A medida que pasa el tiempo y empiezo a conocer más a la otra persona empiezo a descubrir que, por más buena que sea, no es perfecta. Sin duda hay cosas que me gustan, que me parecen desafiantes, o que incluso admiro, y por eso estoy con ella. Pero hay también otras que preferiría que no estuvieran. ¿Qué hacer con ellas?
Amar al otro supone reconocerlo en toda su verdad, es decir, reconocerlo tal cual es, y aceptarlo con sus cosas buenas, y también con aquellas que tal vez no lo sean tanto. Ignorar esas cosas que no me gustan o tratar de minimizarlas puede hacer que pierda de vista a la persona, y que termine estando no ya con quien es en realidad, sino con quien yo quiero que sea. No estoy con la persona, sino con la idea que me hago de ella.
Ahora bien, puedo aceptar que el otro tenga cosas que no me gustan. ¿Pero no puedo acaso intentar cambiarlas? Si me quiere, ¿no las cambiaría por mí?
¿El bien de quién busco?
Cuando amo, busco tu bien; si busco mi bien a costa tuya, no es amor. Cuando amo, busco que seas auténtico, busco que seas tú mismo; si busco controlarte, si busco que seas lo que yo quiero, no es amor. Tener esto en cuenta es importante, porque cuando entramos en el mundo de las relaciones interpersonales las fórmulas y las medidas se nos escapan de las manos. No hay un manual con instrucciones detalladas para seguir en cada caso. Pero tener en el centro el amor, es decir, la búsqueda del bien de la otra persona, ayuda a no perderse en el camino.
Más que qué puedo o no intentar cambiar del otro habría que preguntarse por el por qué. El qué tendrá que verse en cada caso, pues cada persona es un mundo. Ciertamente, como en una casa, hay paredes incómodas que se pueden tirar abajo, y otras que a lo sumo podrán pintarse de un color más agradable, pero que no se pueden tocar sin dañar la estructura. El por qué, en cambio, es menos discutible. Esto ya que una cosa es pretender que el otro cambie algo porque a mí no me gusta, y otra buscar que el otro cambie algo porque a él no le hace bien, ya sea que me guste o no. En el primer caso, en el fondo busco mi bien; en el segundo, busco lo mejor para la otra persona. «Me gustaría que mi pareja me diga más seguido que me quiere». Tal vez tengo que aceptar el hecho de que no le resulta tan fácil expresar sus sentimientos, y tengo que valorar más los momentos en los que sí lo hace; y cuando no, aprender a leer entre líneas. En cambio, que nunca diga lo que le pasa o cómo se siente hacia mí sí puede llegar a ser un problema, ya sea que esté conmigo o con otra persona.

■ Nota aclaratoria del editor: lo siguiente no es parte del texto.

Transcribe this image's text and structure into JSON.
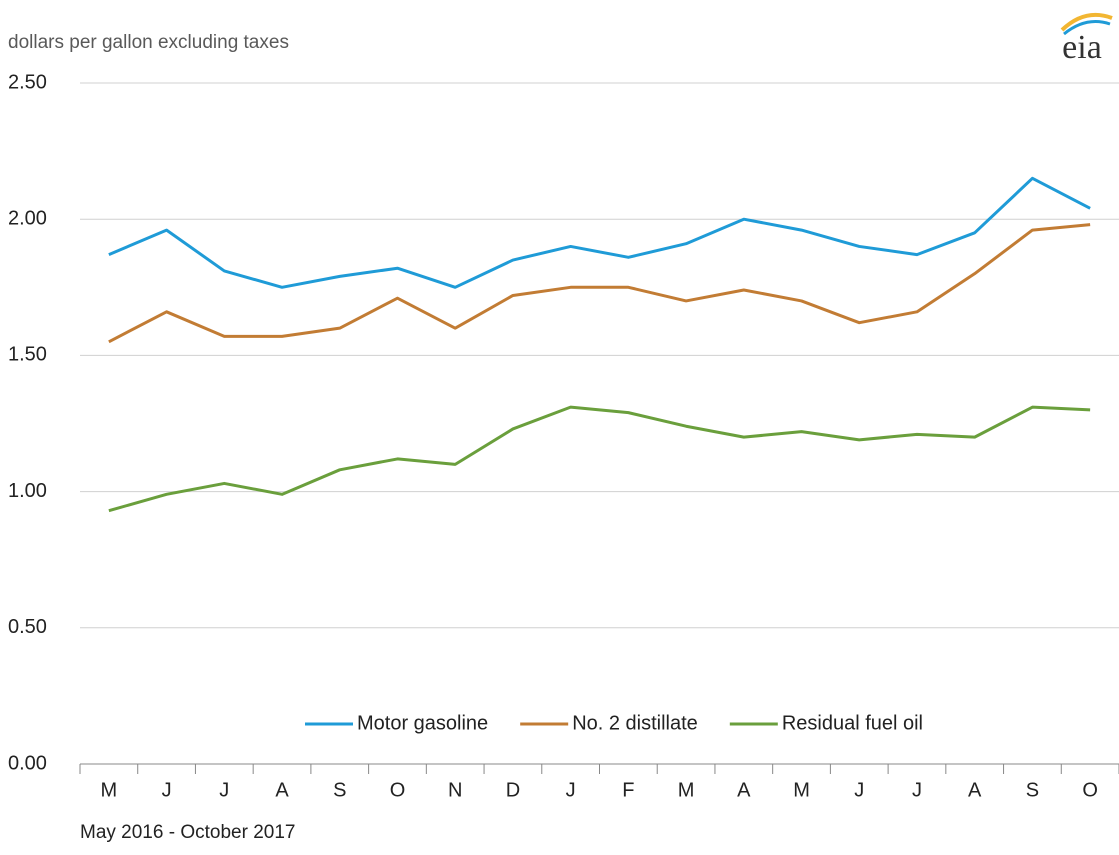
{
  "chart_data": {
    "type": "line",
    "y_label": "dollars per gallon  excluding taxes",
    "x_label": "May 2016   -   October 2017",
    "categories": [
      "M",
      "J",
      "J",
      "A",
      "S",
      "O",
      "N",
      "D",
      "J",
      "F",
      "M",
      "A",
      "M",
      "J",
      "J",
      "A",
      "S",
      "O"
    ],
    "series": [
      {
        "name": "Motor gasoline",
        "color": "#1f9bd7",
        "values": [
          1.87,
          1.96,
          1.81,
          1.75,
          1.79,
          1.82,
          1.75,
          1.85,
          1.9,
          1.86,
          1.91,
          2.0,
          1.96,
          1.9,
          1.87,
          1.95,
          2.15,
          2.04
        ]
      },
      {
        "name": "No. 2 distillate",
        "color": "#c27c34",
        "values": [
          1.55,
          1.66,
          1.57,
          1.57,
          1.6,
          1.71,
          1.6,
          1.72,
          1.75,
          1.75,
          1.7,
          1.74,
          1.7,
          1.62,
          1.66,
          1.8,
          1.96,
          1.98
        ]
      },
      {
        "name": "Residual fuel oil",
        "color": "#6a9f3c",
        "values": [
          0.93,
          0.99,
          1.03,
          0.99,
          1.08,
          1.12,
          1.1,
          1.23,
          1.31,
          1.29,
          1.24,
          1.2,
          1.22,
          1.19,
          1.21,
          1.2,
          1.31,
          1.3
        ]
      }
    ],
    "ylim": [
      0,
      2.5
    ],
    "yticks": [
      {
        "value": 0,
        "label": "0.00"
      },
      {
        "value": 0.5,
        "label": "0.50"
      },
      {
        "value": 1,
        "label": "1.00"
      },
      {
        "value": 1.5,
        "label": "1.50"
      },
      {
        "value": 2,
        "label": "2.00"
      },
      {
        "value": 2.5,
        "label": "2.50"
      }
    ],
    "grid": true,
    "legend": "bottom"
  },
  "logo": "eia"
}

El amor pone en el centro a la otra persona. A medida que el amor crece, la otra persona pasa a ocupar el primer lugar. Y ciertamente es válido que la persona que ame se pregunte en qué puede ayudar a la otra persona a cambiar —siempre desde su libertad y buscando lo mejor para ella—. Pero tal vez un paso más significativo se da cuando uno se examina a sí mismo en orden a ver qué puede cambiar por la otra persona. Ya no es tanto cuánto está la otra persona dispuesta a cambiar por mí, sino en qué medida estoy yo dispuesto a cambiar por ella. Este cambio de perspectiva, en la medida que pone a la otra persona en el centro, es un signo de madurez del amor.